在爬一个金融类网站的数据的时候发现jousp获取的html里面居然有个div是空的
然而在chrome的后台看,我需要的数据都在这个div里,求大神解释这是什么情况!
CSDN上的这个帖子https://bbs.csdn.net/topics/392361731 的问题是一样的,但是看了底下的回答实在是太模糊了,没有提出解决方法
附上源码:
import java.io.IOException;
import java.util.Map;
import org.jsoup.*;
import org.jsoup.nodes.Document;
import org.jsoup.nodes.Element;
import org.jsoup.select.Elements;
class Main {
private String loginURL =
private String WebURL =
private Map<String, String> loginCookies = null;
private static Document document = null;
public static void main(String[] args) {
Main This = new Main();
try {
This.bypassLogin();
This.getDocument();
}catch (IOException e){
System.out.println(e);
}
if(document!=null) {
System.out.println("Document accessed!");
System.out.println(document.toString());
This.getContent();
}else{
System.out.println("Document not accessed!");
}
System.out.println("Program Ended");
}
private void getContent(){
Element content = document.select("span.stock-yellow").first();
System.out.println(content.toString());
}
private void getDocument() throws IOException{
if (loginCookies!=null){
document = Jsoup.connect(WebURL)
.cookies(loginCookies)
.userAgent("Mozilla/5.0 (Windows; U; WindowsNT 5.1; en-US; rv1.8.1.6) Gecko/20070725 Firefox/2.0.0.6")

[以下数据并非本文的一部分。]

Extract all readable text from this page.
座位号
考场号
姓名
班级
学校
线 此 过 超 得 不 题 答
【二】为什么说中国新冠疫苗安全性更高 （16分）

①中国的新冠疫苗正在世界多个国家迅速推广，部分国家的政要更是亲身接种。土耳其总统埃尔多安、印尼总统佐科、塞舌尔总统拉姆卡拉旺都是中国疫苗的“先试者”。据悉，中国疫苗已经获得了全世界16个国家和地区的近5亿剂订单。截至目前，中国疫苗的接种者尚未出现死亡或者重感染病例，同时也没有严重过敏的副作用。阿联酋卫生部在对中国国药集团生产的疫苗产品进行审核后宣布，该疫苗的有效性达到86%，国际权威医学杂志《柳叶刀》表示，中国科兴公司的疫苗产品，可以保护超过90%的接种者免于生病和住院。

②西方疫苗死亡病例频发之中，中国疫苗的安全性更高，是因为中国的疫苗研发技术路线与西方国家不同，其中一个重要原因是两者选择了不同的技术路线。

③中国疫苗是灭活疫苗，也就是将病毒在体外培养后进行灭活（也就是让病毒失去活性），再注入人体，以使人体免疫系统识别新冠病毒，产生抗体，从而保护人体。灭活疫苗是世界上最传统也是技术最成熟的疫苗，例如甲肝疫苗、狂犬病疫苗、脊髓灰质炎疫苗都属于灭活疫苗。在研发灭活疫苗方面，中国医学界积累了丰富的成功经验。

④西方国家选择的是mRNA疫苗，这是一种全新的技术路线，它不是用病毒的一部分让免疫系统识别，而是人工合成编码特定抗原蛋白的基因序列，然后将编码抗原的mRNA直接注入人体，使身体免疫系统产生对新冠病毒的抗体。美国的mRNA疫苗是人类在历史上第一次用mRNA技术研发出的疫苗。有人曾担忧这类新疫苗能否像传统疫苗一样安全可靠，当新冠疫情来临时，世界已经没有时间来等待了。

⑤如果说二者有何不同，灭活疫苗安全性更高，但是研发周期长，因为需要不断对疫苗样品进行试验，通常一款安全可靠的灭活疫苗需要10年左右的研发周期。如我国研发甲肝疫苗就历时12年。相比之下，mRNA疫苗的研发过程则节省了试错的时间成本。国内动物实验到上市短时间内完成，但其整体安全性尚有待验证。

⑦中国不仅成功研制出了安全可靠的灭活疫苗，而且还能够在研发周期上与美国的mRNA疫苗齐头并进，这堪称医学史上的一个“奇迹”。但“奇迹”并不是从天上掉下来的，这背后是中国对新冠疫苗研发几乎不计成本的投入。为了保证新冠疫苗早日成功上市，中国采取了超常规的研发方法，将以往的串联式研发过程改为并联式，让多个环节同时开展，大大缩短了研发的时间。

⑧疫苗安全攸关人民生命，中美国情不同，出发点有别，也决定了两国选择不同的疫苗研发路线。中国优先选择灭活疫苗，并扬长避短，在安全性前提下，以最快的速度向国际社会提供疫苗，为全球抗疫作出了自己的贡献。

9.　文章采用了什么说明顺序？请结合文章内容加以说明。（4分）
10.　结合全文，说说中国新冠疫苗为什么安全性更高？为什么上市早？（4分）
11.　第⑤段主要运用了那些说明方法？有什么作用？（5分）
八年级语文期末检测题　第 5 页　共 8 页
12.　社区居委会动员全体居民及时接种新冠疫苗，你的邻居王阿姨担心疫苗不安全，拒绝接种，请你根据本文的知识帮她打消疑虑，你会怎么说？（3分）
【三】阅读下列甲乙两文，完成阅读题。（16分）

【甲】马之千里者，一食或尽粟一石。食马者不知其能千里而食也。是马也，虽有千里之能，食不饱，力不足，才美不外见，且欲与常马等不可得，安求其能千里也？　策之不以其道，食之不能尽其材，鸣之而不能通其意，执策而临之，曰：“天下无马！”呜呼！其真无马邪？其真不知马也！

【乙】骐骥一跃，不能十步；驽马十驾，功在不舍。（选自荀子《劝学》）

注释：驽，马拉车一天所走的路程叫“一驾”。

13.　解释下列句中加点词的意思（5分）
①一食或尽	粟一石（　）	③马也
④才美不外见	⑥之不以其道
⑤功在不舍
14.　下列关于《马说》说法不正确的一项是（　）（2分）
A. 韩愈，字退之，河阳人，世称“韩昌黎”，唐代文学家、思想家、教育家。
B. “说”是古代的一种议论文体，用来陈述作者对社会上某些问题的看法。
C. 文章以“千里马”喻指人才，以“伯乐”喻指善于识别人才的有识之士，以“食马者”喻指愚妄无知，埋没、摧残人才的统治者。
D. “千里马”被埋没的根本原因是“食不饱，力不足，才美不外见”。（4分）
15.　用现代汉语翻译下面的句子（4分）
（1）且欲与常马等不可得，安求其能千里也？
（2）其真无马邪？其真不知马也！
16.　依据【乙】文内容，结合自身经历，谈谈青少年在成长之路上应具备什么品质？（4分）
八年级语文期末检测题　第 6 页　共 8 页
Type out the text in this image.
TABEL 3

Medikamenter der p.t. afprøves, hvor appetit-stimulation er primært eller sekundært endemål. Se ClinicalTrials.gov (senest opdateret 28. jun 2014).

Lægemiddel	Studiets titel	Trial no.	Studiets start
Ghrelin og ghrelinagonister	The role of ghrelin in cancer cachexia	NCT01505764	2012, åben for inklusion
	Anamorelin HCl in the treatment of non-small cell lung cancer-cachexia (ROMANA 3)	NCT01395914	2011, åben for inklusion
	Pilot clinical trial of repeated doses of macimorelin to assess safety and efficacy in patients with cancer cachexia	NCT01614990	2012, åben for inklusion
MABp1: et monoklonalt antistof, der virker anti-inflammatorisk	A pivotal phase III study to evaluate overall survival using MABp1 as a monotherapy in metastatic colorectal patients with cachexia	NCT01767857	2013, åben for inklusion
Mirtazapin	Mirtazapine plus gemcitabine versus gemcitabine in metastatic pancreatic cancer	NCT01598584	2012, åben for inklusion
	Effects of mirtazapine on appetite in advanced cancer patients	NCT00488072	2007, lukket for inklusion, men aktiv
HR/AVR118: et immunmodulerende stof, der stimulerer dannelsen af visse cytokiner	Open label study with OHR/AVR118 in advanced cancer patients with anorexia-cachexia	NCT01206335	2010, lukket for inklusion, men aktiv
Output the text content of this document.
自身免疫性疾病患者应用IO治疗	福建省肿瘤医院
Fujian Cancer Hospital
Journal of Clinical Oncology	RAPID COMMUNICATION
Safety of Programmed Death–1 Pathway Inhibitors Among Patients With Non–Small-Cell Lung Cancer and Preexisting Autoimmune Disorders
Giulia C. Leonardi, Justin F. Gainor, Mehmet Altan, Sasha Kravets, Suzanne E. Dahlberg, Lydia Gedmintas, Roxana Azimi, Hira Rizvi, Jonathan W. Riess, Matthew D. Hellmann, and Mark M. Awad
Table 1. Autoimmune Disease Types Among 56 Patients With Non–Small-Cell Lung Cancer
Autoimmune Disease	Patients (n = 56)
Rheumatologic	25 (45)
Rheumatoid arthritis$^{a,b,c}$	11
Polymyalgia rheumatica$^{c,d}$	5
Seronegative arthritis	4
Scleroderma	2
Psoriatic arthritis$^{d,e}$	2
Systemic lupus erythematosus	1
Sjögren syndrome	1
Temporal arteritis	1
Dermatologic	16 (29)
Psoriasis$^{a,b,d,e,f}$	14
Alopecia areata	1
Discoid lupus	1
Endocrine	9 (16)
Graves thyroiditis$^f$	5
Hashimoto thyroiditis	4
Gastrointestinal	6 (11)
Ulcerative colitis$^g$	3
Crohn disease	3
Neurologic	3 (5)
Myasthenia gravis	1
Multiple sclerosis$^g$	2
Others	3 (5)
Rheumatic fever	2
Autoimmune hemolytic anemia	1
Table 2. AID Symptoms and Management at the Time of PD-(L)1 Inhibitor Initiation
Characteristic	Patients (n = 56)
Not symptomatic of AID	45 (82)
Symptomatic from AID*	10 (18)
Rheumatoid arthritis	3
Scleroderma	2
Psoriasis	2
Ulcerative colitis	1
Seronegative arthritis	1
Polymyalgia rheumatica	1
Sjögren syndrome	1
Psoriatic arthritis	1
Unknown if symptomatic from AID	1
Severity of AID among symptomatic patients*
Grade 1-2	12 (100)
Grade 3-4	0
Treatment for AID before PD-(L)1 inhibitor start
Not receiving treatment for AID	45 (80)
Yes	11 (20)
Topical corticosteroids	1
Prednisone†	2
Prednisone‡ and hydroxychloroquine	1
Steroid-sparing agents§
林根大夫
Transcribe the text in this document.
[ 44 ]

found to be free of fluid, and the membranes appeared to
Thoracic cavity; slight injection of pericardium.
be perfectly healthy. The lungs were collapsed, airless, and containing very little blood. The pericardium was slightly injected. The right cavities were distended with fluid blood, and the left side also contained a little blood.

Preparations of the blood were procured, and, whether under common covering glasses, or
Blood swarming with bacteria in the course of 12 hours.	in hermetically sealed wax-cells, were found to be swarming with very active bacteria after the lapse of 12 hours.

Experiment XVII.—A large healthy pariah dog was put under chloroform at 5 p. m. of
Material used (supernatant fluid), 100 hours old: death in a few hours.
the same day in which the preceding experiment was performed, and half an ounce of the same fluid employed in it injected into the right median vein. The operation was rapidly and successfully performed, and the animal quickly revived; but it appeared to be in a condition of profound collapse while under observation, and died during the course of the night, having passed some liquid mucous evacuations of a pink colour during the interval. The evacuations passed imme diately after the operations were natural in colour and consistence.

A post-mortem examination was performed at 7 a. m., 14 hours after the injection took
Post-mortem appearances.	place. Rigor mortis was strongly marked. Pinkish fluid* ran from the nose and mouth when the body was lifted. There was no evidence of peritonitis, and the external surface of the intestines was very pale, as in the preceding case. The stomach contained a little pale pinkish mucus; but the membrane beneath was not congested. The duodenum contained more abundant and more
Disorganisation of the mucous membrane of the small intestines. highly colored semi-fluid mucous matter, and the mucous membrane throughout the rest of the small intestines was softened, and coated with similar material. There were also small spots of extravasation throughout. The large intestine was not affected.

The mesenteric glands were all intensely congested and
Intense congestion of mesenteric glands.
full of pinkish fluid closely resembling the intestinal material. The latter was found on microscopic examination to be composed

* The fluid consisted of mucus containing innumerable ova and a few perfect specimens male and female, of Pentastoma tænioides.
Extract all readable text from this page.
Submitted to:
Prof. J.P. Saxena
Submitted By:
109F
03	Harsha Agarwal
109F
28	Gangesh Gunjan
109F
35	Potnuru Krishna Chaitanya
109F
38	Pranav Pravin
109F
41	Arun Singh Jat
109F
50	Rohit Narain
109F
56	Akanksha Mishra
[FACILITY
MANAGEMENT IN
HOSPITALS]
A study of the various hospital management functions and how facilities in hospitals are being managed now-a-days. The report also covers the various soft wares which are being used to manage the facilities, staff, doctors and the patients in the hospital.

.referrer("www.google.com")
//.ignoreHttpErrors(true)
.maxBodySize(0)
.get();
}else{
System.out.println("Login Cookies is NULL");
}
}
private void bypassLogin() throws IOException {
Connection webConnection = Jsoup.connect(loginURL);
webConnection.header("Accept", "*/*").header("Accept-encoding", "gzip,deflate,br");
webConnection.header("Accept-language", "en,zh-CN,q=0.9,zh;q=0.8").header("Connection", "keep-alive");
webConnection.header("Content-length", "526").header("Content-Type", "application/x-www-form-urlencoded; charset=UTF-8");
webConnection.header("DNT", "1").header("HOST", "www.12345fund.com");
webConnection.header("Origin", "/*马赛克*/").header("Referer", "www.google.com");
webConnection.header("User-Agent", "ozilla/5.0 (Windows NT 10.0; Win64; x64) AppleWebKit/537.36 (KHTML, like Gecko) Chrome/75.0.3770.142 Safari/537.36");
webConnection.header("X-Requested-With", "XMLHttpRequest");
webConnection.data("account_name", "/*马赛克*/")
.data("autologin", "1")
.data("terminal_id", "/*马赛克*/")
.data("is_phone", "false")
.data("browser", "Chrome")
.data("browser_code", "Mozilla")
.data("browser_name", "Netscape")
.data("browser_version", "5.0 (Windows NT 10.0; Win64; x64) AppleWebKit/537.36 (KHTML, like Gecko) Chrome/75.0.3770.142 Safari/537.36")
.data("browser_hardware_platform", "Win32")
.data("browser_user_agent", "Mozilla/5.0 (Windows NT 10.0; Win64; x64) AppleWebKit/537.36 (KHTML, like Gecko) Chrome/75.0.3770.142 Safari/537.36")
.data("passwordmd5", "/*马赛克*/");
Connection.Response res = webConnection.ignoreContentType(true).method(Connection.Method.POST).execute();
loginCookies = res.cookies();
}
}